Barbara Sichtermann/Ingo Rose: Kurtisanen, Konkubinen und Mätressen
Verlag Ebersbach & Simon, Berlin 2016
120 Seiten, 24,95 Euro
Emanzipation durch Prostitution
Von den Hetären der Antike bis zu Rosemarie Nitribitt und Christine Keeler: In 18 Porträts erzählt "Kurtisanen, Konkubinen und Mätressen" die Geschichte der Prostitution und trägt damit zur Entskandalisierung eines anrüchigen Themas bei, meint Julia Riedhammer.
Es mag überraschend klingen, aber in diesem Buch über "Kurtisanen, Konkubinen und Mätressen", über Prostituierte also, geht es vor allem um Selbstermächtigung, um Emanzipation.

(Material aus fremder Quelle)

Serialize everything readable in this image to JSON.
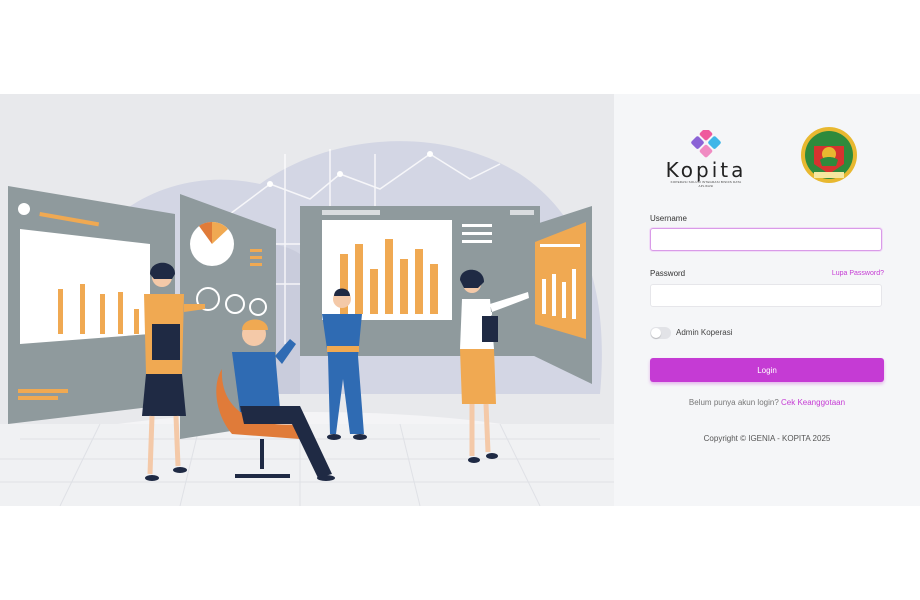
{
  "brand": {
    "name": "Kopita",
    "tagline": "KOPERASI SOLUSI INTEGRASI BISNIS DATA APLIKASI"
  },
  "form": {
    "username_label": "Username",
    "username_value": "",
    "password_label": "Password",
    "password_value": "",
    "forgot_label": "Lupa Password?",
    "admin_toggle_label": "Admin Koperasi",
    "admin_toggle_on": false,
    "login_label": "Login"
  },
  "signup": {
    "prompt": "Belum punya akun login?",
    "link": "Cek Keanggotaan"
  },
  "footer": {
    "copyright": "Copyright © IGENIA - KOPITA 2025"
  },
  "colors": {
    "accent": "#c53bd4",
    "panel_bg": "#f5f6f8",
    "illustration_bg": "#e8e9ec",
    "chart_orange": "#f0a952",
    "board_gray": "#8f9a9d"
  }
}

Barbara Sichtermann und Ingo Rose beschreiben fünfzehn Lebensläufe von Menschen, Frauen und auch zwei Männern, die ihren Körper verkaufen, um ein anderes Leben führen zu können, um an Geld, an Macht und oft auch an Bildung zu kommen. In ihrer "Skizze der Prostitution" spannen die Autoren einen Bogen von der Antike über die Renaissance und Aufklärung bis in die Gegenwart und spiegeln in den Lebensläufen die jeweilige Gesellschaft und ihre Sittenvorstellungen.
Starke Bilder, ohne voyeuristisch zu sein
Es ist ein Coffee-Table-Buch, das man gern in die Hand nimmt: kompakt, nur 120 Seiten dick und illustriert. Jeder Lebenslauf beginnt mit einer farbigen Doppelseite und einem großen Porträt. Dass eine Journalistin und ein Sachbuchautor schreiben, merkt man den Texten an. Starke Bilder werfen den Leser unmittelbar in die Szene: Da springt ein Tänzer in einem Satz über die Bühne, oder es wird Cancan getanzt, dass Röcke und Beine fliegen. Sicher, dass es um Prostituierte geht, um Halbwelten, Sex und manchmal auch Gewalt, macht neugierig. Doch voyeuristisch ist der Text nicht. Im Gegenteil: Er ist eine kulturhistorische Skizze.
Das Buch setzt in der Antike ein. Auch wenn Sexualität viel offener gelebt wird als heute, haben die Porné, die Straßenhuren, einen schlechten Stand. Ganz anders die Hetären: Sie gehören zur Mittelschicht und werden geachtet wie Aspasia, die mit Witz und Eloquenz den Perikles erobert und zu großem Einfluss kommt. Frauen ist es verboten, in der Öffentlichkeit zu sprechen, doch Apasia ergreift das Wort und führt den wohl ersten politischen Salon. Eine Frau, die es wagt, sich zu nehmen, was sie will – ein Skandal!
Die Prostitution aus der Schmuddelecke holen
Der Skandal eint die fünfzehn Biografien. Ihn erregt Madame de Pompadour, die sich an den Hof des Sonnenkönigs schläft, um politisch Einfluss zu nehmen, ebenso wie der Schriftsteller Jean Genet, der den Verkauf seines Körpers literarisch verwertet. Sichtermann und Rose schildern die sehr unterschiedlichen Motivationen der Skandalisierten, zeigen sie als Handelnde und holen das Thema Prostitution aus der Schmuddelecke. Dass oft Not der Grund für das von den Zeitgenossen als unsittlich verurteilte Tun ist, verschweigen sie nicht. Ebenso wenig, dass diese Menschen beeindruckend mutig die Grenzen der Konvention sprengen und ihren eigenen Weg gehen. Barbara Sichtermann und Ingo Rose entskandalisieren ein noch immer anrüchiges Thema und ehren die Menschen, die ihren Körper einsetzten.